The agreement focuses on reducing trade barriers. Tariffs on 91% of products traded between the EU and Mercosur will be gradually eliminated. According to European Commission calculations, this will result in annual savings of approximately €4 billion for European exporters.
South America has a competitive edge in agricultural raw materials and resources critical for climate transformation, while Europe specializes in supplying cars, machinery, and chemical products.
The EU is Mercosur’s second-largest trading partner after China, accounting for 15% of the bloc’s trade volume, compared to China’s 24% share.
Recently, trade volume for goods between the EU and Mercosur reached approximately €110 billion, representing about 2% of the EU’s total foreign trade.
The agreement, negotiated over 25 years, would establish a free trade zone encompassing more than 750 million people.
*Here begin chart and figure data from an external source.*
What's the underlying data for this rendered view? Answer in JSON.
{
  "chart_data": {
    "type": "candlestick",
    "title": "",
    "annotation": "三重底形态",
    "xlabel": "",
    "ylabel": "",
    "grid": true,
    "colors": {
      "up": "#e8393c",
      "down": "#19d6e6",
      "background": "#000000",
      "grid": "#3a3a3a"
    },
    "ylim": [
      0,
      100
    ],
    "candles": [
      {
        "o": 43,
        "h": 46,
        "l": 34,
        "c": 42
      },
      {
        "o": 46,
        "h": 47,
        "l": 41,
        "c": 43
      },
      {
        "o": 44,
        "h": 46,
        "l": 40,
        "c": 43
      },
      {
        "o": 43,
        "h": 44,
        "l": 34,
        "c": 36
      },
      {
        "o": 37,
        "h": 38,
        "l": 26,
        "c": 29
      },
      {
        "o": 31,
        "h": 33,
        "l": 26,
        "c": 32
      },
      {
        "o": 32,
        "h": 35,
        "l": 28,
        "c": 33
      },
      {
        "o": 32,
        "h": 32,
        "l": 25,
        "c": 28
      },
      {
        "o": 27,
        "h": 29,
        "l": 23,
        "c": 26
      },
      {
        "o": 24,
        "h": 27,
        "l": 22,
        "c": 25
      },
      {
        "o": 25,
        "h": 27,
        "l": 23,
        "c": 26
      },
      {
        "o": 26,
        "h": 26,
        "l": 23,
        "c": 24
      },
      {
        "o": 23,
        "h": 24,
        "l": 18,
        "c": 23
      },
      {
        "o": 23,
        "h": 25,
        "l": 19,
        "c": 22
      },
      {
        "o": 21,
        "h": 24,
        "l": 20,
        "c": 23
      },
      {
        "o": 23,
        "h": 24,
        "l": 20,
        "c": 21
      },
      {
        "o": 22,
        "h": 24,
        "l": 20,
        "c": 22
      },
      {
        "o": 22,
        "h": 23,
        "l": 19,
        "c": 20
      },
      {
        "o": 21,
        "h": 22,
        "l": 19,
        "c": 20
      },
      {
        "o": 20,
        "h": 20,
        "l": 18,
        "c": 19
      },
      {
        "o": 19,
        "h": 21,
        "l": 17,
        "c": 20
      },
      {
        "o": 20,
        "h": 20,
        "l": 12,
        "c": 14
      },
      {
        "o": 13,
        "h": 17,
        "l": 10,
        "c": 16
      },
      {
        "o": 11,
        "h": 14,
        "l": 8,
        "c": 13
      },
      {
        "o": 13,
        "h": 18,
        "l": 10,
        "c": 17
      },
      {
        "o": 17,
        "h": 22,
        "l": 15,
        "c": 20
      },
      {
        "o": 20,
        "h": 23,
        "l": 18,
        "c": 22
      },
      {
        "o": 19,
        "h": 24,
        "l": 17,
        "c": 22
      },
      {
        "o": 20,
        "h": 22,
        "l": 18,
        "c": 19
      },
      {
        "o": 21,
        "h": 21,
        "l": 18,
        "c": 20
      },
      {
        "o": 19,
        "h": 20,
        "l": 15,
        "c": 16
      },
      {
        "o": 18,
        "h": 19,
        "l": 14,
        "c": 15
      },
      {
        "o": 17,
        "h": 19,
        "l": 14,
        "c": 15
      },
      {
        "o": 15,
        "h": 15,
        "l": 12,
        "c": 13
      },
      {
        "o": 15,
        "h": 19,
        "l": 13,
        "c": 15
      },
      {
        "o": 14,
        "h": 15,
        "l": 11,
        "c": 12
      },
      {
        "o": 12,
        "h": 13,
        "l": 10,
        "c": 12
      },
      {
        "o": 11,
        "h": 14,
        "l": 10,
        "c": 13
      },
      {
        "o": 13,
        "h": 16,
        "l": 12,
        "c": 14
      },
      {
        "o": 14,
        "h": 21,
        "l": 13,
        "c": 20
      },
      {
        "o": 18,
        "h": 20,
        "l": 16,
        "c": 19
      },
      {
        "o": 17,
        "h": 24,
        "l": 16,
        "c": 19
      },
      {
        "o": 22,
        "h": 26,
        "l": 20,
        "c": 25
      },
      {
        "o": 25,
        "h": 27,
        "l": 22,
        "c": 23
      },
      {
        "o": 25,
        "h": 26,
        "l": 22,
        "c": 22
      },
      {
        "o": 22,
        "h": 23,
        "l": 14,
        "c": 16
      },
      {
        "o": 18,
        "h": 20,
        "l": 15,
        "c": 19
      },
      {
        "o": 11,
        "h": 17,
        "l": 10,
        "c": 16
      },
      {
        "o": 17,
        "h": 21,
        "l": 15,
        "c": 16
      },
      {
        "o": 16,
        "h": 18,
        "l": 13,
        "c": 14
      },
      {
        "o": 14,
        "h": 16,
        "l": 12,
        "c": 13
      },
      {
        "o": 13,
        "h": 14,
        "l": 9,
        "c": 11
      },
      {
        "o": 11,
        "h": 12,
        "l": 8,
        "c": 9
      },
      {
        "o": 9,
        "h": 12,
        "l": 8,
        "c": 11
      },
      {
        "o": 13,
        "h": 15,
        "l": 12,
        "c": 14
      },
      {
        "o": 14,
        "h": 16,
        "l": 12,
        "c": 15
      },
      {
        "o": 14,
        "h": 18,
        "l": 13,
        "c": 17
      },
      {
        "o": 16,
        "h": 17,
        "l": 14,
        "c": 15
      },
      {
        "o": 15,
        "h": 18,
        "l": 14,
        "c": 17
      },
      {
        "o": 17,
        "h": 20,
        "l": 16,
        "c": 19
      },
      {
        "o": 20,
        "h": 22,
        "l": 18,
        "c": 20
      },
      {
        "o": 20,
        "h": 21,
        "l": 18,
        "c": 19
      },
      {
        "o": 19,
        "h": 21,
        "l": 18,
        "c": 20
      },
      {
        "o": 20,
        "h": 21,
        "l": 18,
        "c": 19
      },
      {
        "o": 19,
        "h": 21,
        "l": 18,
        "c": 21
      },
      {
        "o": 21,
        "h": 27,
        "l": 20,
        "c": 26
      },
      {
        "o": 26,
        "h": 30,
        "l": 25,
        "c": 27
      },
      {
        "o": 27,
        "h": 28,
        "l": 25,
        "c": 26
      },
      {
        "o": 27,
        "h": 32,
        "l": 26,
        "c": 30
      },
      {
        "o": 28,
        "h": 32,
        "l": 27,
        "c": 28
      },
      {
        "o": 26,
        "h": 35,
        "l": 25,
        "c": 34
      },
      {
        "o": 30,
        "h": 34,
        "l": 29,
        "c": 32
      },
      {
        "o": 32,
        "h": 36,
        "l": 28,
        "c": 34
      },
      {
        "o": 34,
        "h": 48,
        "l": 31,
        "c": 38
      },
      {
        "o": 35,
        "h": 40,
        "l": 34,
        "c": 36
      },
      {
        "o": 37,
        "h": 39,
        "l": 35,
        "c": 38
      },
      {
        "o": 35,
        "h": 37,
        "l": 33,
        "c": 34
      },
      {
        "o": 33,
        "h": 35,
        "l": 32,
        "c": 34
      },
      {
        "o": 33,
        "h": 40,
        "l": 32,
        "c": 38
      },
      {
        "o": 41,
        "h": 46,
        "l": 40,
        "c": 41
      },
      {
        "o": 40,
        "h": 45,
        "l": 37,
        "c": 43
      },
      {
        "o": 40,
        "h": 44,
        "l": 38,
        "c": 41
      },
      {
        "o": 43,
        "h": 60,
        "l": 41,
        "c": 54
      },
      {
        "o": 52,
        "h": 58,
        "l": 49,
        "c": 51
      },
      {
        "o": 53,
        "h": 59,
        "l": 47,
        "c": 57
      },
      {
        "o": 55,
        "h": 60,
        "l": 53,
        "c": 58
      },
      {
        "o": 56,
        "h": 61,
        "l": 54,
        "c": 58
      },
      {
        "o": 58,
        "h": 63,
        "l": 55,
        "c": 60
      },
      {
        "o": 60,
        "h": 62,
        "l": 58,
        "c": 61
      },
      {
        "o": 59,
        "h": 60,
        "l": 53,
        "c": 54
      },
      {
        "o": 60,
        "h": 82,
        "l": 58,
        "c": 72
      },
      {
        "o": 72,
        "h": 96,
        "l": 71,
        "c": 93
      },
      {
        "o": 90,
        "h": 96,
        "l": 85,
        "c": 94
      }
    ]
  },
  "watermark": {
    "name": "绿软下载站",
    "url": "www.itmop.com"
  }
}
However, it faces strong opposition from France, which fears cheap poultry and beef imports could harm its farmers.
Mercosur imposes some of the world’s highest external tariffs 35% on cars, 14-18% on car parts, 14-20% on machinery, and 18% on chemicals.
Under the agreement, 91% of these tariffs will be abolished, while the EU will eliminate 92% of its own import duties.
The EU also anticipates significant benefits from enhanced access to state infrastructure tenders and expanded market access in sectors like postal and logistics services, telecommunications, and finance.
In contrast to France, Germany has welcomed the deal. The Federation of German Industries (BDI) President Siegfried Russwurm hailed the agreement as a much-needed boost for German and European economies.
As of 2023, German exports to Mercosur totaled approximately $16 billion, leading EU countries. Germany’s exports are followed by those of Italy, Belgium, the Netherlands, and France. Customs reductions could save German companies €400-500 million annually. According to the German Chamber of Industry and Commerce (DIHK), 12,500 German companies export to Mercosur, with 72% being small and medium-sized enterprises. These exports support 244,000 jobs in Germany.
This agreement, which von der Leyen failed to secure during her first term, represents a major geopolitical victory as she embarks on her second term.
The deal aims to deepen ties between the EU and Mercosur members Brazil, Argentina, Uruguay, Paraguay, and new member Bolivia, amid rising global trade tensions.
At a joint press conference, von der Leyen emphasized: “We are sending a clear and strong message. We are showing that democracies can trust each other in an increasingly confrontational world. This agreement is not only an economic opportunity; it is also a political necessity.”
The visit of von der Leyen and EU trade chief Maroš Šefčovič to Uruguay to finalize the deal sparked unrest in France, where the government had fallen just hours earlier.
France is expected to intensify its opposition but will need to expand its coalition, which already includes Poland, Austria, and Ireland, to block the deal’s ratification.
French Trade Minister Sophie Primas stated: “France’s voice remains strong in Europe. We are not alone in opposing Mercosur in its current form. We can achieve a blocking minority.”
Paraguayan President Santiago Peña plans to visit France to convince President Emmanuel Macron to support the agreement. Meanwhile, Italy’s stance remains undecided, with Prime Minister Giorgia Meloni signaling conditional approval based on guarantees and compensation for the agricultural sector in the event of market imbalances.
As a major EU member, Italy’s decision could significantly impact the agreement’s fate.
The conclusion of political negotiations marks an important milestone for the EU-Mercosur agreement. However, the process is far from complete.
The finalized text will be published next week, allowing EU member states to express their views. It must undergo legal scrutiny and translation, which could take months.
To expedite the process, Brussels may separate the trade chapter from the political and cooperation pillar. This approach, if adopted, would require approval only from the EU Council and Parliament, bypassing the need for unanimity among member states.
Alternatively, full ratification of the agreement would require a qualified majority in the Council of Ministers (at least 15 countries representing 65% of the EU population). The political and cooperation pillar would require ratification by all national parliaments, potentially delaying implementation for years.